Streaming Sports on VerizonMy theory on that is that since both games happened in the middle of the afternoon on a weekday, and both games had an impact on whether or not the U.S. would make it to the knockout round, employees all over the country were watching it on their computers or cell phones at work.

Interestingly, the semifinal match a couple weeks later on July 9 (at 4pm ET) between Netherlands and Argentina beat the previous Internet record, peaking at 6.87 Tbps in Internet traffic. The championship game between Argentina and Germany maxed out at 6.62 Tbps, but since it was on a Sunday, most people that wanted to watch it were able to on their televisions, rather than going to their computers or mobile devices.

Before the 2014 World Cup, it was the Sochi Winter Olympic Games that held the Internet traffic record, with a highest traffic peak of 2.5 Tbps when the U.S. faced the Czech Republic and Latvia faced Canada in the hockey quarterfinals.

The London Summer Olympic Games in 2012 was the highest before that, with just 873 Gbps during the men’s 100-meter final.

In just two years, sports has forced IT departments and Internet Service Providers to support traffic peaks never before seen.
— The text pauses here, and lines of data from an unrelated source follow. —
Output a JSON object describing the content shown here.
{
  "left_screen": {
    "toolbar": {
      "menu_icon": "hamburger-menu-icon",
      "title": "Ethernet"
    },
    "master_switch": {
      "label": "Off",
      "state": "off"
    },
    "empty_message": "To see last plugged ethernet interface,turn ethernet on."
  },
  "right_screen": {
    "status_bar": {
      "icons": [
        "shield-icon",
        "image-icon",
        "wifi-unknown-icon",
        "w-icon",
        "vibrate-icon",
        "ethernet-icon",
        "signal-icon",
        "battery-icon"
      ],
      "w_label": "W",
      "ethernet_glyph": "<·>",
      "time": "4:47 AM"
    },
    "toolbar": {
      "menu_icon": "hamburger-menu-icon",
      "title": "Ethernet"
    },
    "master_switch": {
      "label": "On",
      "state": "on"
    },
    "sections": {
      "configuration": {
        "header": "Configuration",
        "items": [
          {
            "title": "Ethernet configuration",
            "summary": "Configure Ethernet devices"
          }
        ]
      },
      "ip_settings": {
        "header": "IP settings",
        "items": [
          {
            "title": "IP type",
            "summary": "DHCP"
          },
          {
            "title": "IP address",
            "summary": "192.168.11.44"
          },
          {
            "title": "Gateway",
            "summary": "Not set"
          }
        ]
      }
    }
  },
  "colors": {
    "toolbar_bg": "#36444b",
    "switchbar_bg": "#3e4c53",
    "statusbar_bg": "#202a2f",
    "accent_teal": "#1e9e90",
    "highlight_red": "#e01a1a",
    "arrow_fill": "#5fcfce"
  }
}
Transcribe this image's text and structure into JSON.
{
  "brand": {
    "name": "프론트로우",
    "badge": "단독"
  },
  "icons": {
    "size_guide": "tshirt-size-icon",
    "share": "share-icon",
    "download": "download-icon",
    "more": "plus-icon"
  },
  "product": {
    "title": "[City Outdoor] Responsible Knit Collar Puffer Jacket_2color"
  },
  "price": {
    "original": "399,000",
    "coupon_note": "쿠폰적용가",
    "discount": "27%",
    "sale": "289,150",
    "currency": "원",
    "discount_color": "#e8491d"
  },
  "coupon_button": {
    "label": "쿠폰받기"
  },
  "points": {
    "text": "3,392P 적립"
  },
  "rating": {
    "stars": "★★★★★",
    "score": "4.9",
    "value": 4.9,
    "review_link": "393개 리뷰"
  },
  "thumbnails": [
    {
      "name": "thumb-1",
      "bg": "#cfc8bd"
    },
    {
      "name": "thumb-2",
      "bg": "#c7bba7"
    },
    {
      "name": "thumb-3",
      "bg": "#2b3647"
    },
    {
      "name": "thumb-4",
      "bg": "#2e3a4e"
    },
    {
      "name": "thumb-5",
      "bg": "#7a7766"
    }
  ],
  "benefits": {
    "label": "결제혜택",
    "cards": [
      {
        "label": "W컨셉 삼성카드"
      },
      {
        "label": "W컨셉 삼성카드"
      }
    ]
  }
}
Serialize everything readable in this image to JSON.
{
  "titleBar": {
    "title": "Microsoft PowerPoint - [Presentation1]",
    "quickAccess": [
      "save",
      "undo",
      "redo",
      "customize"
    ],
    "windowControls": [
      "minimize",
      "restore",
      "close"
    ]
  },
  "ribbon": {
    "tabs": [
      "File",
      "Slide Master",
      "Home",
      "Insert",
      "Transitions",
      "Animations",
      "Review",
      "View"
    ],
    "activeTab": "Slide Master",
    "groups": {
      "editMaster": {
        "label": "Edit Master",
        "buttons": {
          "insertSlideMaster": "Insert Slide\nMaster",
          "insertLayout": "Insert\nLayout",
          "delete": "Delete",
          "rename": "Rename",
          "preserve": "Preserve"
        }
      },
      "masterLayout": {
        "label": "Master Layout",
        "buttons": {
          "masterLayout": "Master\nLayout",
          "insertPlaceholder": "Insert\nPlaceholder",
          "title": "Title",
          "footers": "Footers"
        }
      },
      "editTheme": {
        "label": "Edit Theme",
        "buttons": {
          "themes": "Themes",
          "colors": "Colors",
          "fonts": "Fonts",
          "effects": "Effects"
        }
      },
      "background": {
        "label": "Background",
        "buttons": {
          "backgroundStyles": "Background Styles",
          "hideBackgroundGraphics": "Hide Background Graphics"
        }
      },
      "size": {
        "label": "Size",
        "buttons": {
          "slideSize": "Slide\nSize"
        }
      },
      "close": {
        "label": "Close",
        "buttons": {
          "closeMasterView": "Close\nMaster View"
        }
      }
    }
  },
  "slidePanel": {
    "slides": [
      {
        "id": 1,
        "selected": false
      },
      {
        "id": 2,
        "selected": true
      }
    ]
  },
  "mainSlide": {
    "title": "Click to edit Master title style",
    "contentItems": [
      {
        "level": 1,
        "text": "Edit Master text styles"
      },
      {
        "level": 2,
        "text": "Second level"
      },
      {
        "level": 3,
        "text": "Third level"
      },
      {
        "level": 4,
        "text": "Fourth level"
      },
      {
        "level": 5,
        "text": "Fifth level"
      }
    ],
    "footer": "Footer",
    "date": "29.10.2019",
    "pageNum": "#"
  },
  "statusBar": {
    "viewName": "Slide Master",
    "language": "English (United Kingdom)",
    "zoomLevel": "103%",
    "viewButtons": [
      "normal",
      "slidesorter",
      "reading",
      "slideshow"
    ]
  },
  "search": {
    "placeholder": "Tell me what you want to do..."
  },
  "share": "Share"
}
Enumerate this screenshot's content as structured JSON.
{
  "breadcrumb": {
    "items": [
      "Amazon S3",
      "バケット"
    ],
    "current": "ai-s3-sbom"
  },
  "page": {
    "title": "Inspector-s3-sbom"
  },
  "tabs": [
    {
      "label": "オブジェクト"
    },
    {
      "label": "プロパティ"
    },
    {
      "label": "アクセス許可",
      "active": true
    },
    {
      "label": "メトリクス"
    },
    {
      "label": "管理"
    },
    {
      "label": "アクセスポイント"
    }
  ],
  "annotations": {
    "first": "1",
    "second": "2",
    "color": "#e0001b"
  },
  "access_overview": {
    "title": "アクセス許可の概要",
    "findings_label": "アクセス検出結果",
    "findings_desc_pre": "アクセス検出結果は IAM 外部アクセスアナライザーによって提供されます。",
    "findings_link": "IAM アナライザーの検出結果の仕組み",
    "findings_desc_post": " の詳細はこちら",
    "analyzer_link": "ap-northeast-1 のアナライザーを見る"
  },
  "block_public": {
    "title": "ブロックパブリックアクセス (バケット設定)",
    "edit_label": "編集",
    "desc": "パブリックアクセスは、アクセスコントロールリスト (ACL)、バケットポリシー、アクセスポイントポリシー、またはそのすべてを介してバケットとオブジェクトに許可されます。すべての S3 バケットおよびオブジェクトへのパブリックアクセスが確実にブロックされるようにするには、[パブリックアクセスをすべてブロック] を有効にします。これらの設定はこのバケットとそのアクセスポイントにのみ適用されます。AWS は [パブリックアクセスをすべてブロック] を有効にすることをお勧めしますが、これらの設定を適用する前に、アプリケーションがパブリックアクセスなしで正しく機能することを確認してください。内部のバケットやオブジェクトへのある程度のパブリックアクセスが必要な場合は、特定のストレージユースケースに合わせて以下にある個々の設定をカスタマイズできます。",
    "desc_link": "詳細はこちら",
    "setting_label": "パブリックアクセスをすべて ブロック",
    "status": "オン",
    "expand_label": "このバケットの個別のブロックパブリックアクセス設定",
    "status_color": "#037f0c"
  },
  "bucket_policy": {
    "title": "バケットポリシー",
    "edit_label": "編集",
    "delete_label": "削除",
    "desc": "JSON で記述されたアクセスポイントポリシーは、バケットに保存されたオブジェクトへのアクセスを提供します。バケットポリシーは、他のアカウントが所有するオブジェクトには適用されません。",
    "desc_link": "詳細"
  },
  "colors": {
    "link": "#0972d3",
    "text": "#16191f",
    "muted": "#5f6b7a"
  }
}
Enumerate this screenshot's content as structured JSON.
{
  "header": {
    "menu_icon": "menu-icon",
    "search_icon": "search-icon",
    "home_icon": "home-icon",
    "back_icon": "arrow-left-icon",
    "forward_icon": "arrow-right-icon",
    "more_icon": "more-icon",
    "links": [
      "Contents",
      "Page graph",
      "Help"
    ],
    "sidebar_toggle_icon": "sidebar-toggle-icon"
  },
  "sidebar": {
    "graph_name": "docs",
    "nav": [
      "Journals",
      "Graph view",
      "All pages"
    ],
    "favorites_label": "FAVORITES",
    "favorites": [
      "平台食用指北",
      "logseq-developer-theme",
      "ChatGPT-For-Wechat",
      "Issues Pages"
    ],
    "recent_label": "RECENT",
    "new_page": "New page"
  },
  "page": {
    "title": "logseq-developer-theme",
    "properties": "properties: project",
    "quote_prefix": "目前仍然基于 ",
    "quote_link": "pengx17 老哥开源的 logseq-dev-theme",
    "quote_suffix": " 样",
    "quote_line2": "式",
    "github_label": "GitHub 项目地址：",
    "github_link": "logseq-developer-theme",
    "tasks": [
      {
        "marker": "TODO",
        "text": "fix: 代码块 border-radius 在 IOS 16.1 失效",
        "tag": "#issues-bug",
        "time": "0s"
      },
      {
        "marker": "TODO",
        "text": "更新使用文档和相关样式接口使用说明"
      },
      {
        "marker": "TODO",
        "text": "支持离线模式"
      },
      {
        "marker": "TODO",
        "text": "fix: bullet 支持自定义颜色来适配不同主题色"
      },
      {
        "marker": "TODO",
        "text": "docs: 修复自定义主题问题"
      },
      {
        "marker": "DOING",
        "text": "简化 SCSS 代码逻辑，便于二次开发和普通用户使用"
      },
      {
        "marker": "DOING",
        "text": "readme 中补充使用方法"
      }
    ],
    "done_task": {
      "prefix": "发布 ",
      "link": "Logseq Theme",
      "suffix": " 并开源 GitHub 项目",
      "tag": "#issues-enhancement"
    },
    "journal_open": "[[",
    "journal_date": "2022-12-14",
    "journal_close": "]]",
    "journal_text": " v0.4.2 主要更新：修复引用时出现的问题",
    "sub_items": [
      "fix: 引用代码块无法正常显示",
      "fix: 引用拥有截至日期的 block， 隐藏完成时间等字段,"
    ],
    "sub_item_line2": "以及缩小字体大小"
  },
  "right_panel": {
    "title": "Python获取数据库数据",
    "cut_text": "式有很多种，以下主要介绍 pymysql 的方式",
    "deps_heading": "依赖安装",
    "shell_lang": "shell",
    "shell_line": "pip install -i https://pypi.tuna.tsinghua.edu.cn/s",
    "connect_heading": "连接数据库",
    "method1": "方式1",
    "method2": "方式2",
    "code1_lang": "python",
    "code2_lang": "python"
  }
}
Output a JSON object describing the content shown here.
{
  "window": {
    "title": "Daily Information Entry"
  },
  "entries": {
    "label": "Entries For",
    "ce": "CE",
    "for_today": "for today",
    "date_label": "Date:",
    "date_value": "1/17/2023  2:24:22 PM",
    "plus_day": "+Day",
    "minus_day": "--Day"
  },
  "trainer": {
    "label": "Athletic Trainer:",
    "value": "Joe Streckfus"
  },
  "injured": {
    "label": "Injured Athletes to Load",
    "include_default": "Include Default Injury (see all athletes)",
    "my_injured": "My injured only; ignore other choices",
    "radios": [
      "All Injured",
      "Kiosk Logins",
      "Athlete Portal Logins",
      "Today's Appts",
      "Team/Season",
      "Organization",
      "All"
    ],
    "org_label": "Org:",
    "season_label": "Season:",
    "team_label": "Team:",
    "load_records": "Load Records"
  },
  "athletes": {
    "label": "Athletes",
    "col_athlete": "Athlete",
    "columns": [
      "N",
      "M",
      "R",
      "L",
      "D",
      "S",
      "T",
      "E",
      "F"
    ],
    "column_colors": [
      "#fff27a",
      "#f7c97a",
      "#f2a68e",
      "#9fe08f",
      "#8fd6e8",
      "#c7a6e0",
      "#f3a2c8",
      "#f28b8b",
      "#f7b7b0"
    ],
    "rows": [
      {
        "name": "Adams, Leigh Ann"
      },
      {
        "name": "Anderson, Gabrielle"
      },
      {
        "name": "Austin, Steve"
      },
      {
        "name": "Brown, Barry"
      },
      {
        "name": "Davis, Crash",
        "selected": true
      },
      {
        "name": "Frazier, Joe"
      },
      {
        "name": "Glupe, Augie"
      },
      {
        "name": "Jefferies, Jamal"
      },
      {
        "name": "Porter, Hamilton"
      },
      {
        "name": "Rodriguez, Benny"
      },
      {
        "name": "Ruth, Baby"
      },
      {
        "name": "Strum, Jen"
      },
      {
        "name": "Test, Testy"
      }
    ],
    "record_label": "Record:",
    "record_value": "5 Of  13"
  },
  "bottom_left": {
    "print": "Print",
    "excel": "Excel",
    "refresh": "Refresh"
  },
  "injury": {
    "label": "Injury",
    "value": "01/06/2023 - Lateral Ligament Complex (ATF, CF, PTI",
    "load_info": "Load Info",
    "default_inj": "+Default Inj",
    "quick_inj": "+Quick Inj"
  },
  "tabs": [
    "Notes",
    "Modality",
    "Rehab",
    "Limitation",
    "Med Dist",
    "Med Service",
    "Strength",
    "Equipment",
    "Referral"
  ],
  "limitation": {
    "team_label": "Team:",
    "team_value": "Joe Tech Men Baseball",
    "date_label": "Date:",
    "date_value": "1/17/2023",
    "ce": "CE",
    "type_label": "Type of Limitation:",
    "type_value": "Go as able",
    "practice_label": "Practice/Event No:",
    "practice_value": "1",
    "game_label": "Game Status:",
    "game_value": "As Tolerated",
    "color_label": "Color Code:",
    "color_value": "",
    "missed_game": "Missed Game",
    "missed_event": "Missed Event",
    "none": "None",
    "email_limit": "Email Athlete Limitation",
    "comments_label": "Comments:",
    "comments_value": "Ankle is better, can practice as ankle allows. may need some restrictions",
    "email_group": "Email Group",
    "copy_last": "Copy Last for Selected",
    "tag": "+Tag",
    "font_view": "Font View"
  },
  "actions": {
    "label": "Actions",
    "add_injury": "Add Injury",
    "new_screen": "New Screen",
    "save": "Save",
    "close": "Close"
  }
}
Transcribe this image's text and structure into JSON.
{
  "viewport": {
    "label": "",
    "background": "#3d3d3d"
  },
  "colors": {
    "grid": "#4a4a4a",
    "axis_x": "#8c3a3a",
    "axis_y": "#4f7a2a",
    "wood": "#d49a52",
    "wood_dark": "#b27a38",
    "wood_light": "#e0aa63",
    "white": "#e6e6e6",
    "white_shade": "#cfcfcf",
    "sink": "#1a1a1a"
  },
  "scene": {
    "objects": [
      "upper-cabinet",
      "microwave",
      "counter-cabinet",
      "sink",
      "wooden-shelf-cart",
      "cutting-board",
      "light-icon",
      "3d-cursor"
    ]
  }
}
From the summer of 2012, the traffic peak record went from 873 Gbps up to 6.84 Tbps – a 784-percent increase.

According to Verizon, 79.3 percent of streams through their service came from mobile devices, with Apple’s iPhone leading them all with 39.5 percent of that group. Just 15.2 percent of streamers watched through their computers.

Sports Fans, Streaming Sports and Technology

Going back to the 20th century, we can see how sports fans were early adopters.

— Fans hours away from a stadium got to listen to their games through a.m. stations.

— A couple decades later, we got to watch games live through our black and white televisions (and then color).

— Satellite TV allowed people to watch sports from all over the world.

— Cable TV brought us a 24-hour sports channel.

— Cell phones gave fans a chance to call in to sports talk radio stations to voice their opinions.

— The Internet connected us with instant sports news and scores.

— Small Satellite TV dishes gave us the NFL Sunday Ticket, giving fans outside the blackout areas the opportunity to watch every NFL game, no matter where they lived.

— Developers brought Fantasy Football to the Internet, allowing people to connect to the NFL in a way they never had before.

— Mobile phones with Internet service brought us live scores and sports news no matter where we are.

— High Speed Internet brought us live streaming, so fans could watch live games on their computers.

— Twitter connected sports fans to athletes and sports media members in a way no one had ever seen before.

— Smartphones gave everyone a chance to watch live games and discover streaming sports news and videos from around the world.

What’s next for streaming sports fans? The 2016 Summer Olympics in Rio will likely break all records again – even if something between now and then breaks the World Cup numbers.